Something that began centuries ago as a way of using up rain-soaked barley after a wet harvest in Scotland, whisky is a huge part of Scotland’s national culture and is now one of the country's biggest earners, bringing billions of pounds into the British economy every year.
Distillery visits are a great way to see some of Scotland's finest scenery, a place you can relax and take in the view as you sample a nice malt whisky. Find out more about the art of creating Scotch whisky with exclusive behind the scenes tours of some of the country’s famous distilleries in one of Scotland’s five whisky-producing regions.

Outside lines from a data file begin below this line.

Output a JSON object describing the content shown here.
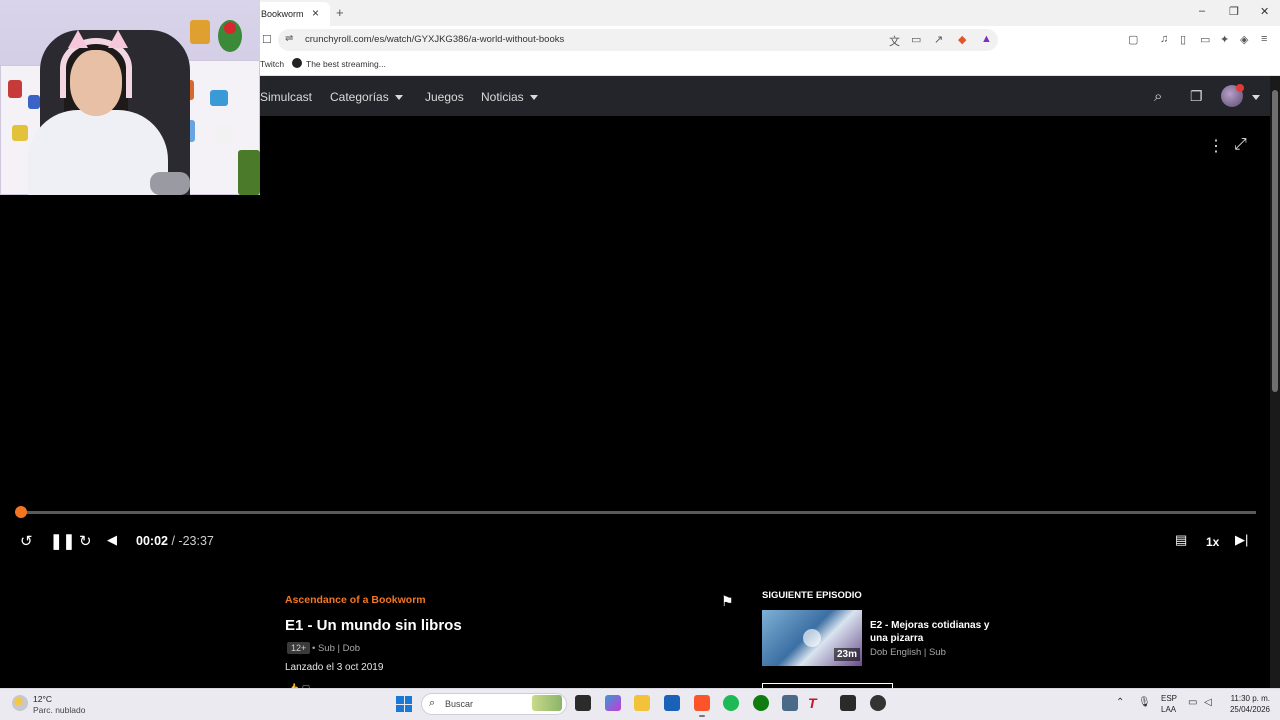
{
  "browser": {
    "tab_title": "Bookworm",
    "tab_close": "×",
    "new_tab": "+",
    "url": "crunchyroll.com/es/watch/GYXJKG386/a-world-without-books",
    "window_controls": [
      "–",
      "❐",
      "✕"
    ],
    "bookmarks": [
      "Twitch",
      "The best streaming..."
    ]
  },
  "site_nav": {
    "items": [
      "Simulcast",
      "Categorías",
      "Juegos",
      "Noticias"
    ]
  },
  "player": {
    "current_time": "00:02",
    "separator": " / ",
    "remaining_time": "-23:37",
    "speed": "1x",
    "progress_fraction": 0.001
  },
  "episode": {
    "series": "Ascendance of a Bookworm",
    "title": "E1 - Un mundo sin libros",
    "rating": "12+",
    "audio": "• Sub | Dob",
    "release": "Lanzado el 3 oct 2019"
  },
  "next_episode": {
    "heading": "SIGUIENTE EPISODIO",
    "title": "E2 - Mejoras cotidianas y una pizarra",
    "duration": "23m",
    "audio": "Dob English | Sub"
  },
  "taskbar": {
    "temperature": "12°C",
    "weather": "Parc. nublado",
    "search_placeholder": "Buscar",
    "lang_line1": "ESP",
    "lang_line2": "LAA",
    "time": "11:30 p. m.",
    "date": "25/04/2026"
  },
  "colors": {
    "accent": "#f47521",
    "nav_bg": "#23252b",
    "page_bg": "#000000"
  }
}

One in particular, Speyside, is often called ‘Malt Whisky Country’ and is home to more than half of Scotland’s malt whisky distilleries and the world’s only Malt Whisky Trail, making it a whisky lover’s paradise. Follow the fantastic Malt Whisky Trail and see the amber nectar being made from barrel to bottle. Discover seven unique working distilleries, one historic distillery and the Speyside Cooperage. At the only working cooperage in the UK you can witness the ancient art of creating whisky barrels using traditional tools and methods and even have a go at making your own mini-cask.
Make sure you try some Scotch whisky when you visit Scotland at special whisky festivals or at renowned whisky bars across the country where you can enjoy expert-led whisky tasting sessions. There is a whisky to suit everyone's taste - from Scotch malt whisky to blended varieties - and it is sure to surprise you.